President Obama announced his new “Pay As You Earn” proposal today, designed to ease the burden of student loans.
His administration says it will reduce monthly payments for 1.5 million borrowers, consolidate loans, and reduce interest rates for about 6 million recent college grads.Here, we answer the most common questions readers asked us about the plan:
How much will my loans be reduced?
Starting in 2014, students should be able to reduce their monthly student loan payments to 10 per cent of their discretionary income. Currently, the law allows borrowers to limit their loan payments to 15 per cent of their funds.
What if I need help faster than 2014?
If the proposal goes through, 1.6 million college students will be able to cap their loan payments at 10 per cent starting next year.
But what if I can’t pay for a very long time?
The government will forgive the balance of your debt after 20 years instead of 25, as the current law requires.
Who will this plan affect the most?
Those of you with lower-paying jobs. If you’re in one of these jobs, Obama says his plan could reduce your payments by hundreds of dollars a month.
How do I know if I qualify for some of these benefits?
Visit the website to find out. A word of warning: The proposal is better designed to impact future generations of college students. Most of the plan won’t kick in until 2014.
What other benefits are included in Obama’s student loan initiative?

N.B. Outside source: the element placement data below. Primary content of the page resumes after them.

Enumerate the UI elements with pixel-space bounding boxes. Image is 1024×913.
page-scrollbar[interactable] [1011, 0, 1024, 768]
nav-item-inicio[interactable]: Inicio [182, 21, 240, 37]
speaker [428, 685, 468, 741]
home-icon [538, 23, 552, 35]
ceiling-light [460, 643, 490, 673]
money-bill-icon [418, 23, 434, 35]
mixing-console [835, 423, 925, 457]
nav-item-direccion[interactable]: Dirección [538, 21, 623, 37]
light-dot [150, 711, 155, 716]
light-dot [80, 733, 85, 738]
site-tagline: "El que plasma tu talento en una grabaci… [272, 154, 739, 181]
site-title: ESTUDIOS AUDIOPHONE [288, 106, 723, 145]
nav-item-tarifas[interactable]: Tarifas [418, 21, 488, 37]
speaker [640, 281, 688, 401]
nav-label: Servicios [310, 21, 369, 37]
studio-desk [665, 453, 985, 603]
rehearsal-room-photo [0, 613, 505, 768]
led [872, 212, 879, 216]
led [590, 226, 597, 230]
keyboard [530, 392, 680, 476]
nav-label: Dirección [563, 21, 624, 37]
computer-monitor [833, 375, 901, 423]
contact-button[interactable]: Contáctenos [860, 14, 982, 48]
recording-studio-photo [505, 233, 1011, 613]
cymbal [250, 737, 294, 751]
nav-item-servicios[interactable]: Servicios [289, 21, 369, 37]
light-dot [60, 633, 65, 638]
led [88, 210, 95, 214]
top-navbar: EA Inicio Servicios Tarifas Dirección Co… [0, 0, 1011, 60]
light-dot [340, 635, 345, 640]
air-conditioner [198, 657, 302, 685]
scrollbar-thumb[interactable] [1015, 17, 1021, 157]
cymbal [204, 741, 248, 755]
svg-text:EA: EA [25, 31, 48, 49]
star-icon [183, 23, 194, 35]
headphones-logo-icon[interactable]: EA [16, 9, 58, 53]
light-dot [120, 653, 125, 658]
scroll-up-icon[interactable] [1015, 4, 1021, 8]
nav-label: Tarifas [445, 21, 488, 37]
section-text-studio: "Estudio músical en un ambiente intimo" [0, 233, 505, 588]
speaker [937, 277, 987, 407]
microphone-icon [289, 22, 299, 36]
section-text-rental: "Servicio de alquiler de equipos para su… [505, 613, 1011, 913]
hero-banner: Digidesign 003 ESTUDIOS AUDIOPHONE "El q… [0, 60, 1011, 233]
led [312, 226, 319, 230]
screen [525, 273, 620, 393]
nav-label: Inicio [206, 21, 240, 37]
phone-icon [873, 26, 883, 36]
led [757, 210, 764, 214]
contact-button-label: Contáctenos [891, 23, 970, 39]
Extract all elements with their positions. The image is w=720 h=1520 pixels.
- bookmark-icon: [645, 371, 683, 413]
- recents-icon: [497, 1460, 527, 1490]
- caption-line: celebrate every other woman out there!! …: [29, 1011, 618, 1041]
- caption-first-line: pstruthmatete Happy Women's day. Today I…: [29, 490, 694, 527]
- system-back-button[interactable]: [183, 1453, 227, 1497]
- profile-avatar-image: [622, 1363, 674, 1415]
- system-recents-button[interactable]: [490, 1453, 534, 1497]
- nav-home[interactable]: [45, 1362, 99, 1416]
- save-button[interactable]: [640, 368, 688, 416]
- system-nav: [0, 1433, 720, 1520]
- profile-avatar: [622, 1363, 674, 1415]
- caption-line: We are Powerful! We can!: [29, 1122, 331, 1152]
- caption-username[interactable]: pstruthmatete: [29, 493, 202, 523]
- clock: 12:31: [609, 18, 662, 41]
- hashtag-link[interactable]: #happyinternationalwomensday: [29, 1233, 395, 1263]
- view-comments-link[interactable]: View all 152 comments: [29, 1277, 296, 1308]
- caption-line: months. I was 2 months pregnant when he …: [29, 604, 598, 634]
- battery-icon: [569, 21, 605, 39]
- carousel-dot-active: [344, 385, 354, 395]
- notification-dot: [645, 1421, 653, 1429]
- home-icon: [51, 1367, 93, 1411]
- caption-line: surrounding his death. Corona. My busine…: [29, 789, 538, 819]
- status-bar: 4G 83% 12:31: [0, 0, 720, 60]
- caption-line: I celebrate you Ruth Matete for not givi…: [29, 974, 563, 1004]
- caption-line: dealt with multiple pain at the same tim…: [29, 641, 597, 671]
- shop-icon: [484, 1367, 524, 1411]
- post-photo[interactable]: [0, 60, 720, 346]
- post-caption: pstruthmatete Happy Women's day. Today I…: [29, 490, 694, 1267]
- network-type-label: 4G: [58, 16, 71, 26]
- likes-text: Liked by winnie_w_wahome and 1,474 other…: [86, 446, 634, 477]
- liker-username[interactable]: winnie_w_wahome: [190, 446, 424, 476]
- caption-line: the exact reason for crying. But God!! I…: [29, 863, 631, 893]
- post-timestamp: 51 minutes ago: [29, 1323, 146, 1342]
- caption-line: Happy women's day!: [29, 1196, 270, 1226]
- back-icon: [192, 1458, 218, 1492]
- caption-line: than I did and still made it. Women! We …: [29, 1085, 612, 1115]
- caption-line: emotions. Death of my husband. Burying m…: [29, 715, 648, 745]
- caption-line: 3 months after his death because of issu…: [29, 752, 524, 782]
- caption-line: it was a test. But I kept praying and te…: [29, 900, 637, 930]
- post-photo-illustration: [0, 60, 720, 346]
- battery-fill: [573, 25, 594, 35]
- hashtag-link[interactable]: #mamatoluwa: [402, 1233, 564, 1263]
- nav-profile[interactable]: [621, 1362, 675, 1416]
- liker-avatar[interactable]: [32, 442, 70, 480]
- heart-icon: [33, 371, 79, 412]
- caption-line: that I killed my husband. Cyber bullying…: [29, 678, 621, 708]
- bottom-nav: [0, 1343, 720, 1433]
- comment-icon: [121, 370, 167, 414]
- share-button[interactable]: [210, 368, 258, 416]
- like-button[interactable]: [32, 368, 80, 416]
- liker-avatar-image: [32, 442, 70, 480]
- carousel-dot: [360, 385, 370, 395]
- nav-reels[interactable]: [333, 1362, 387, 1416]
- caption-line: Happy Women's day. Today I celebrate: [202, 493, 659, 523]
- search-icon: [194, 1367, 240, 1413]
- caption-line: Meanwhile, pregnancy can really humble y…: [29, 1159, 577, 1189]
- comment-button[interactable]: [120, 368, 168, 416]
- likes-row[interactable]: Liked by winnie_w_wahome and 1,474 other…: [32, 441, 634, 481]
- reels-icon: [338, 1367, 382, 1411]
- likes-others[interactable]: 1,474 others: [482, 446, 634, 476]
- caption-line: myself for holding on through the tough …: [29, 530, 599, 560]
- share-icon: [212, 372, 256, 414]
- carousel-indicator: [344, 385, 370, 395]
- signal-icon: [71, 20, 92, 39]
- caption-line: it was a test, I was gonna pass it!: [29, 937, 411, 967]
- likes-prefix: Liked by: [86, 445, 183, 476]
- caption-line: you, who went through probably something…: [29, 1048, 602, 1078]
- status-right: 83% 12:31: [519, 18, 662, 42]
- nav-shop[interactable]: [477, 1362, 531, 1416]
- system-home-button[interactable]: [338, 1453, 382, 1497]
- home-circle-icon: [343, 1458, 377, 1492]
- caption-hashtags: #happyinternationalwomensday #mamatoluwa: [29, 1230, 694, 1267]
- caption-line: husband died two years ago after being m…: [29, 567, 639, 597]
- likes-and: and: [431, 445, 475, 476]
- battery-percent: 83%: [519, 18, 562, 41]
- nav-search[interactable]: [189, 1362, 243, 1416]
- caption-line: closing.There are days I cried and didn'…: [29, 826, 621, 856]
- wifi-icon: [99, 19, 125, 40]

The proposal will allow 5.8 million borrowers who have both a Direct Loan (DL) and a Federal Family Education Loan (FFEL) to consolidate their loans and pay a single lender. You might also get a 0.5 per cent interest rate reduction on your loan. That’s definitely good news.
Does this include graduate student loans?
Unfortunately, the plan is geared toward recent college graduates.
How can I find out if I’m eligible for the loan consolidation?
The federal loan service will contact you early next year if you qualify.